Einstürzende Altbauten

Architektur Die DDR ging Fragen der Stadterneuerung früher an als der Westen. Woran scheiterte dann ihre engagierte Baupolitik?
Ausgabe 39/2020

Ruth Geist-Reithmeier ist unerschrocken. Mit ihrem voluminösen Dutt, der großen, goldeloxierten Brille am Kettchen und ihrem weiten, wallenden Mantel vermittelt die Reporterin des DDR-Fernsehens den gutbürgerlich-rüschigen Habitus einer Gymnasiallehrerin alten Schlags. Aber der biedere Schein trügt. Die Journalistin wagt etwas. Anfang November 1989 stapft sie mit ihrem Kamerateam quer durchs herbstliche Leipzig, durch Straßen vernebelt vom beißenden Braunkohledunst, hält den Menschen ihr Mikrofon unter die Nase und stellt jedermann die eine, immer gleiche Frage: „Ist Leipzig noch zu retten?“ Sie fragt die Mutter mit Kinderwagen, die zornig berichtet, dass von zehn Kindereinrichtungen im Stadtteil inzwischen acht geschlossen seien. Stellt ihre Frage den Vorarbeitern der Abbruchkolonnen, die mit dem Häuserabreißen im Leipziger Nordosten kaum nachkommen, wie auch dem kleinlauten, müde dreinblickenden Stadtarchitekten im Neuen Rathaus, der gar keine Lust mehr hat, noch etwas schönzureden. Zuletzt kommt DDR-Bauminister Junker höchstselbst zu Wort, im Film sichtbar irritiert, dass Frau Reporterin es wagt, nachzuhaken.

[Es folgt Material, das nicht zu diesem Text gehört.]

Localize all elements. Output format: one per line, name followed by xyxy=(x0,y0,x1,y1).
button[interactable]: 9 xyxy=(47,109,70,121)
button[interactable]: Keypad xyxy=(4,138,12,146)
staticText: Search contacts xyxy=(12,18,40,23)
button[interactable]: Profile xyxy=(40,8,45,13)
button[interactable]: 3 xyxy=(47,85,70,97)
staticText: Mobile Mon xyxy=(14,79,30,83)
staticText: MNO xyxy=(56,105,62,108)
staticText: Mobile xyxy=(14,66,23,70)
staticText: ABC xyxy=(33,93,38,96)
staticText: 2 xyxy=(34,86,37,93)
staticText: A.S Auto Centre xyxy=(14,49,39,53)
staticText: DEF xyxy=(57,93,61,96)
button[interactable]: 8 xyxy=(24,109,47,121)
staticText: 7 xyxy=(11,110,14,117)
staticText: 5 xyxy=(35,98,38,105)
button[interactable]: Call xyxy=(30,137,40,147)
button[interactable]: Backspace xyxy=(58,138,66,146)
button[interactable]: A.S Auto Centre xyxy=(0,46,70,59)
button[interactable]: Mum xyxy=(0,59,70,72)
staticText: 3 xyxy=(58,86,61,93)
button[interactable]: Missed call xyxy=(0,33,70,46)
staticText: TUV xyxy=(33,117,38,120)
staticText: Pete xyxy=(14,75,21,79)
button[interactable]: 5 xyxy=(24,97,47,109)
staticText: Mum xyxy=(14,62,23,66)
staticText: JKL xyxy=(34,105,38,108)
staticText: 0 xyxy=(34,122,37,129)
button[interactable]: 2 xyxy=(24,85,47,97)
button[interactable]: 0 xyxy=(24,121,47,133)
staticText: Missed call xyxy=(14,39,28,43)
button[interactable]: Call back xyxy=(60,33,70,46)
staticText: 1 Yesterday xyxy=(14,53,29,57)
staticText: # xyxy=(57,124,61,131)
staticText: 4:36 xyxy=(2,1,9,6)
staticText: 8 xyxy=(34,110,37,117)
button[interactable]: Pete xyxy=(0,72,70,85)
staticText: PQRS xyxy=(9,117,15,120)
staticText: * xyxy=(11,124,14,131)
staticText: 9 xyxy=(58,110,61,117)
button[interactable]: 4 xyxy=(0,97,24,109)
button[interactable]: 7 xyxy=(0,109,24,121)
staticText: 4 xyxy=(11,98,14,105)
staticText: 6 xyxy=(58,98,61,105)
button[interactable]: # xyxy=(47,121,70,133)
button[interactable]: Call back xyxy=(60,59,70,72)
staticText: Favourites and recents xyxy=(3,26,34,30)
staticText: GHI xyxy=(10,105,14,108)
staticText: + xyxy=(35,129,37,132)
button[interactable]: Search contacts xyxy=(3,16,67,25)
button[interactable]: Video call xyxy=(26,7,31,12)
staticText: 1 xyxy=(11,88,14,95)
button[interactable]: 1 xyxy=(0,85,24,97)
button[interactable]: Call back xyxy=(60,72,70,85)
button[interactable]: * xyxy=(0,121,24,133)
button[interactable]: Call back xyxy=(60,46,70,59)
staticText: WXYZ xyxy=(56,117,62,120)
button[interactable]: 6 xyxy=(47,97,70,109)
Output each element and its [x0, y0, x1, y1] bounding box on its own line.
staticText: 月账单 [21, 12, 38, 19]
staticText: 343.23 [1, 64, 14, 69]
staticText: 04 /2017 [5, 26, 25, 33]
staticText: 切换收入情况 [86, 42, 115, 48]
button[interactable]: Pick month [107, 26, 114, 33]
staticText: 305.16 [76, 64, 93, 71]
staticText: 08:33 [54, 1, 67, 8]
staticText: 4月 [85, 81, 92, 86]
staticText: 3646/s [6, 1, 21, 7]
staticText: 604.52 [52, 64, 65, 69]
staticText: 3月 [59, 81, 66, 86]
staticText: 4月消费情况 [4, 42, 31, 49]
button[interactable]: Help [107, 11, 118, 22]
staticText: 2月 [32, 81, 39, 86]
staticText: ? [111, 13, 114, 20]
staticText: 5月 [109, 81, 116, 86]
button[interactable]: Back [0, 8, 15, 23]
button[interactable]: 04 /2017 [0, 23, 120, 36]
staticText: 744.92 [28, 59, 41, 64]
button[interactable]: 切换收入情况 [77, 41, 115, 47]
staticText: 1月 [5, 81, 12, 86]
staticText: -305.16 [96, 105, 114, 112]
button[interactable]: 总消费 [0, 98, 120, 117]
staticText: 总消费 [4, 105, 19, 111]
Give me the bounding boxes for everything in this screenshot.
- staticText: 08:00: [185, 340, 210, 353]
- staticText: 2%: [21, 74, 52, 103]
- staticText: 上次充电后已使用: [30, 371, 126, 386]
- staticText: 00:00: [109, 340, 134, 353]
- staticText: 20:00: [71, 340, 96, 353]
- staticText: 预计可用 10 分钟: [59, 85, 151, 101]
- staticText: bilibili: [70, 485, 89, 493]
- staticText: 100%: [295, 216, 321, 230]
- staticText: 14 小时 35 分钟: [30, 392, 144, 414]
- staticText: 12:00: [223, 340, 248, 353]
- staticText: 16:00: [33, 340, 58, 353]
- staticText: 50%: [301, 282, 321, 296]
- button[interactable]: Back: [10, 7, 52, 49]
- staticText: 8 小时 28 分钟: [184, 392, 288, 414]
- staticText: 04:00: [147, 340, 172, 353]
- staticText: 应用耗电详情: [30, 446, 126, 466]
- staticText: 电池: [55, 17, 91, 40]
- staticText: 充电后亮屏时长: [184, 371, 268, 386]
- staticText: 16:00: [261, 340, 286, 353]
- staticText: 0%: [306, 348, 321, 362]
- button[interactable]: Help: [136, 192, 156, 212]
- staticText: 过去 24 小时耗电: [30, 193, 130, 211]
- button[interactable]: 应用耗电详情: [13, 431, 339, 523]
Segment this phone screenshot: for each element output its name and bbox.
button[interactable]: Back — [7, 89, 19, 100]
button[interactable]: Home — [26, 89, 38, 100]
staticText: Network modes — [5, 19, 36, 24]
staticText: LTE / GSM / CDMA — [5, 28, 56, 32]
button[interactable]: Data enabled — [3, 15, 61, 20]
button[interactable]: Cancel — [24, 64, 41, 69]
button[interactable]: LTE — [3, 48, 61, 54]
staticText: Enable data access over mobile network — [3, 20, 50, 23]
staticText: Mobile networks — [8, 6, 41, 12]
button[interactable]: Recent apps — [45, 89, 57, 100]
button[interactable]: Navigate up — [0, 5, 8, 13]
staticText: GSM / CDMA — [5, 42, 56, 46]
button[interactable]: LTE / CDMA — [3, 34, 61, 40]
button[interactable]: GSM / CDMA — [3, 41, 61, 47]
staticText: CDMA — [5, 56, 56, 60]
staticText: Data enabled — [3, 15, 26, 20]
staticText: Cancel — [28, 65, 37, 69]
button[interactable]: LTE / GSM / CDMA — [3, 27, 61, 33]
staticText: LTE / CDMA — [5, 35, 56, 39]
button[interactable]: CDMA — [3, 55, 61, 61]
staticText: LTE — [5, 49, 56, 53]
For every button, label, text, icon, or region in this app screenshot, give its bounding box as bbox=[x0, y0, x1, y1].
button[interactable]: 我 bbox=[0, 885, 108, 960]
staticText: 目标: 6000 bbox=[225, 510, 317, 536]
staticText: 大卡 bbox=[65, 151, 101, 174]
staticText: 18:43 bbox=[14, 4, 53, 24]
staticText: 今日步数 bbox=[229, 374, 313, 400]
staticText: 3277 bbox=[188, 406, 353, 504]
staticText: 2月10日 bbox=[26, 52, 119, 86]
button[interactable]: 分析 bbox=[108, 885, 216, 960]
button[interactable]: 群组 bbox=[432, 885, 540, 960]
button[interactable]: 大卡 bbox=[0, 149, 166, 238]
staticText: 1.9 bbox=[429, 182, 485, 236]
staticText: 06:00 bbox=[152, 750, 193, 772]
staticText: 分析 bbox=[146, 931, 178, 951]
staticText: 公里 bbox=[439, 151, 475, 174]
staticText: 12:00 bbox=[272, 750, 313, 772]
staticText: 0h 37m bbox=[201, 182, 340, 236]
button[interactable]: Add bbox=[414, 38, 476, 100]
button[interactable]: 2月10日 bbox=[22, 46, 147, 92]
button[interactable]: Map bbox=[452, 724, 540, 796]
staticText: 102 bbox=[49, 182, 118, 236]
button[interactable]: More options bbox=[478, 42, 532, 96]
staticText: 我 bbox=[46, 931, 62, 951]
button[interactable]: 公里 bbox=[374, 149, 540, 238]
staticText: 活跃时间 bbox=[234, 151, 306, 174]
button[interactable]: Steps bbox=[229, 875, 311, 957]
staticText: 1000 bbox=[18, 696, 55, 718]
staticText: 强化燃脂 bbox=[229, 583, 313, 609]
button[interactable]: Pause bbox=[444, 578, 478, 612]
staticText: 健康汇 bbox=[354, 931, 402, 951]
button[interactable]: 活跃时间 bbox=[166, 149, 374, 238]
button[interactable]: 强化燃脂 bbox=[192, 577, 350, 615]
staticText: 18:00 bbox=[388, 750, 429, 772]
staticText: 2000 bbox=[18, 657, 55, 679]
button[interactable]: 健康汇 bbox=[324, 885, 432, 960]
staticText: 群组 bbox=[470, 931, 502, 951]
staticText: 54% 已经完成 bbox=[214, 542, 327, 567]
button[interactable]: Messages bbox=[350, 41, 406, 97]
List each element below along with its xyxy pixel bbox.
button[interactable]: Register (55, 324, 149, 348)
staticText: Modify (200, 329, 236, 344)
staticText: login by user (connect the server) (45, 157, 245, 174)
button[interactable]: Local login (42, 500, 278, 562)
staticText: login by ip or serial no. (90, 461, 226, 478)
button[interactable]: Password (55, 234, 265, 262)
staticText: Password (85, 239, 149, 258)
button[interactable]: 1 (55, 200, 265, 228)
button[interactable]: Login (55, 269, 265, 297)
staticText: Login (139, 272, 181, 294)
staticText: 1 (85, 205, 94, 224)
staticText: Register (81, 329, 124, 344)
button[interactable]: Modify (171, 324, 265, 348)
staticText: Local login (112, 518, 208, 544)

Die titelgebende Frage ist keineswegs rhetorisch, Leipzig ist wirklich am Ende. Die Stadt fällt an allen Ecken auseinander, es gibt nicht mal mehr genug einsatzfähige Müllwagen. Diese am 6. November 1989 im Fernsehen der DDR ausgestrahlte Ausgabe der Sendung Klartext ist ein bewegendes Dokument, das den Höhepunkt des Umbruchs und des Zorns der Leipziger Bürger über den Verfall ihrer Stadt bezeugt.

50 Pfennig pro Backstein

Wie kam es, dass die meisten Altstädte und Gründerzeitquartiere der DDR 1989 in einem so katastrophalen Zustand waren? Das Forschungsprojekt „Stadtwende“, an dem neben dem Leibniz-Institut für Raumbezogene Sozialforschung (IRS) in Erkner die Bauhaus-Universität Weimar, die Universität Kassel und die TU Kaiserslautern mitwirken, will dieser Frage auf den Grund gehen. Beleuchtet werden die politischen und ökonomischen Ursachen für den beispiellosen Stadtverfall ebenso wie die Bedeutung von Bürgergruppen und Initiativen, die sich in einer Reihe von DDR-Städten in der zweiten Hälfte der 1980er Jahre ehrenamtlich für die Rettung ihrer Quartiere oder bestimmter Baudenkmale einsetzen. Ein weiterer Fokus liegt auf den Stadtplaner*innen und Architekt*innen selbst, sowie auch DDR-Kulturinstitutionen wie dem Kulturbund, unter dessen Dach sich zum Beispiel Stadterhaltungsengagement „offiziell“ formieren konnte.

Paradoxerweise war der Ausgangspunkt für den Stadtverfall in der DDR eine eindrucksvolle Erfolgsgeschichte. Trotz der Aufbauleistung der Nachkriegsjahrzehnte herrschte in der DDR um 1970 noch immer Wohnungsmangel. Vor allem moderne Wohnungen waren knapp. Der Staatsführung saß wohl die Erinnerung an den 17. Juni 1953 noch im Nacken. Zugleich war klar, dass eine zügige Verbesserung der Lebens- und Wohnbedingungen der breiten Bevölkerung im bisherigen Bautempo nicht machbar war. Also beschloss das Zentralkomitee der SED im Oktober 1973 das Wohnungsbauprogramm der DDR. Bis zum Jahr 1990 sollte die Wohnungsfrage als soziales Problem endgültig gelöst sein. Die bestehende materielle Basis des industriellen Bauens wurde massiv ausgeweitet: Neue Plattenwerke wurden errichtet, Wohnungsbaukombinate neu strukturiert, allerorten neue Siedlungsstandorte erschlossen.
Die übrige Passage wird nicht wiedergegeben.